Managing Your Money
I’m nearing my 30s (next year) and have realised that it is about time that I started to pay more attention to managing my money. I have not yet started a pension but am pretty good at saving and don’t splash out silly money on things I don’t need. Since I came back from a 9 month trip around the world in 2003 I’ve had a steady job which over time has increased my earnings year on year and I have managed to save quite a bit of money. My job is commission based so my general rule of thumb is to spend my basic wage and save as much of my monthly commission as I can.
Every month when I get paid, my wage goes into my current account. The money is then transferred straight into 2 other accounts leaving me with £200 in my current account. The other accounts have a higher interest rate which helps me earn more, and these accounts transfer money into my current account when the money gets low.
I have an ISA which I have been adding as much to as possible over the last 4 years (although the credit crunch as pretty much buggered up the high interest rate) and I think ISAs are a good idea as they are tax free.

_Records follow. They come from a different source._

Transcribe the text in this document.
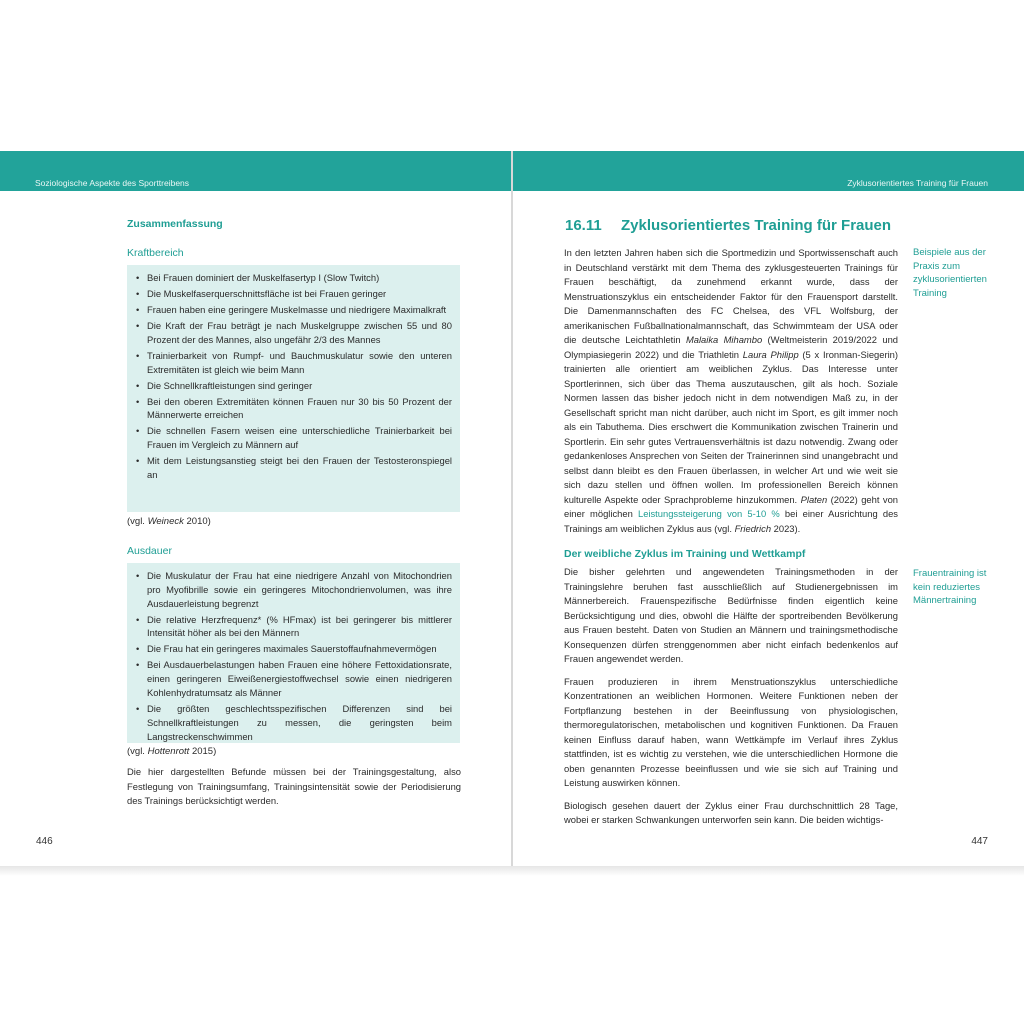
Soziologische Aspekte des Sporttreibens
Zusammenfassung
Kraftbereich
• Bei Frauen dominiert der Muskelfasertyp I (Slow Twitch)
• Die Muskelfaserquerschnittsfläche ist bei Frauen geringer
• Frauen haben eine geringere Muskelmasse und niedrigere Maximalkraft
• Die Kraft der Frau beträgt je nach Muskelgruppe zwischen 55 und 80 Prozent der des Mannes, also ungefähr 2/3 des Mannes
• Trainierbarkeit von Rumpf- und Bauchmuskulatur sowie den unteren Extremitäten ist gleich wie beim Mann
• Die Schnellkraftleistungen sind geringer
• Bei den oberen Extremitäten können Frauen nur 30 bis 50 Prozent der Männerwerte erreichen
• Die schnellen Fasern weisen eine unterschiedliche Trainierbarkeit bei Frauen im Vergleich zu Männern auf
• Mit dem Leistungsanstieg steigt bei den Frauen der Testosteronspiegel an
(vgl. Weineck 2010)
Ausdauer
• Die Muskulatur der Frau hat eine niedrigere Anzahl von Mitochondrien pro Myofibrille sowie ein geringeres Mitochondrienvolumen, was ihre Ausdauerleistung begrenzt
• Die relative Herzfrequenz* (% HFmax) ist bei geringerer bis mittlerer Intensität höher als bei den Männern
• Die Frau hat ein geringeres maximales Sauerstoffaufnahmevermögen
• Bei Ausdauerbelastungen haben Frauen eine höhere Fettoxidationsrate, einen geringeren Eiweißenergiestoffwechsel sowie einen niedrigeren Kohlenhydratumsatz als Männer
• Die größten geschlechtsspezifischen Differenzen sind bei Schnellkraftleistungen zu messen, die geringsten beim Langstreckenschwimmen
(vgl. Hottenrott 2015)
Die hier dargestellten Befunde müssen bei der Trainingsgestaltung, also Festlegung von Trainingsumfang, Trainingsintensität sowie der Periodisierung des Trainings berücksichtigt werden.
446
Zyklusorientiertes Training für Frauen
16.11 Zyklusorientiertes Training für Frauen
In den letzten Jahren haben sich die Sportmedizin und Sportwissenschaft auch in Deutschland verstärkt mit dem Thema des zyklusgesteuerten Trainings für Frauen beschäftigt, da zunehmend erkannt wurde, dass der Menstruationszyklus ein entscheidender Faktor für den Frauensport darstellt. Die Damenmannschaften des FC Chelsea, des VFL Wolfsburg, der amerikanischen Fußballnationalmannschaft, das Schwimmteam der USA oder die deutsche Leichtathletin Malaika Mihambo (Weltmeisterin 2019/2022 und Olympiasiegerin 2022) und die Triathletin Laura Philipp (5 x Ironman-Siegerin) trainierten alle orientiert am weiblichen Zyklus. Das Interesse unter Sportlerinnen, sich über das Thema auszutauschen, gilt als hoch. Soziale Normen lassen das bisher jedoch nicht in dem notwendigen Maß zu, in der Gesellschaft spricht man nicht darüber, auch nicht im Sport, es gilt immer noch als ein Tabuthema. Dies erschwert die Kommunikation zwischen Trainerin und Sportlerin. Ein sehr gutes Vertrauensverhältnis ist dazu notwendig. Zwang oder gedankenloses Ansprechen von Seiten der Trainerinnen sind unangebracht und selbst dann bleibt es den Frauen überlassen, in welcher Art und wie weit sie sich dazu stellen und öffnen wollen. Im professionellen Bereich können kulturelle Aspekte oder Sprachprobleme hinzukommen. Platen (2022) geht von einer möglichen Leistungssteigerung von 5-10 % bei einer Ausrichtung des Trainings am weiblichen Zyklus aus (vgl. Friedrich 2023).
Beispiele aus der Praxis zum zyklusorientierten Training
Der weibliche Zyklus im Training und Wettkampf

Die bisher gelehrten und angewendeten Trainingsmethoden in der Trainingslehre beruhen fast ausschließlich auf Studienergebnissen im Männerbereich. Frauenspezifische Bedürfnisse finden eigentlich keine Berücksichtigung und dies, obwohl die Hälfte der sportreibenden Bevölkerung aus Frauen besteht. Daten von Studien an Männern und trainingsmethodische Konsequenzen dürfen strenggenommen aber nicht einfach bedenkenlos auf Frauen angewendet werden.

Frauen produzieren in ihrem Menstruationszyklus unterschiedliche Konzentrationen an weiblichen Hormonen. Weitere Funktionen neben der Fortpflanzung bestehen in der Beeinflussung von physiologischen, thermoregulatorischen, metabolischen und kognitiven Funktionen. Da Frauen keinen Einfluss darauf haben, wann Wettkämpfe im Verlauf ihres Zyklus stattfinden, ist es wichtig zu verstehen, wie die unterschiedlichen Hormone die oben genannten Prozesse beeinflussen und wie sie sich auf Training und Leistung auswirken können.

Biologisch gesehen dauert der Zyklus einer Frau durchschnittlich 28 Tage, wobei er starken Schwankungen unterworfen sein kann. Die beiden wichtigs-

Frauentraining ist kein reduziertes Männertraining
447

I also setup 2 high interest accounts with other banks to earn interest on money I don’t spend and have shares which as you have guessed have also mainly fallen due to the credit crunch. Apart from these fairly standard forms of saving I would recommend getting on the property ladder for anyone who is fortunate enough to have a job which allows them to save frequently.
I may be dipping into my savings for a holiday to New York soon – I’ve never been and really want to go with my girlfriend this Christmas.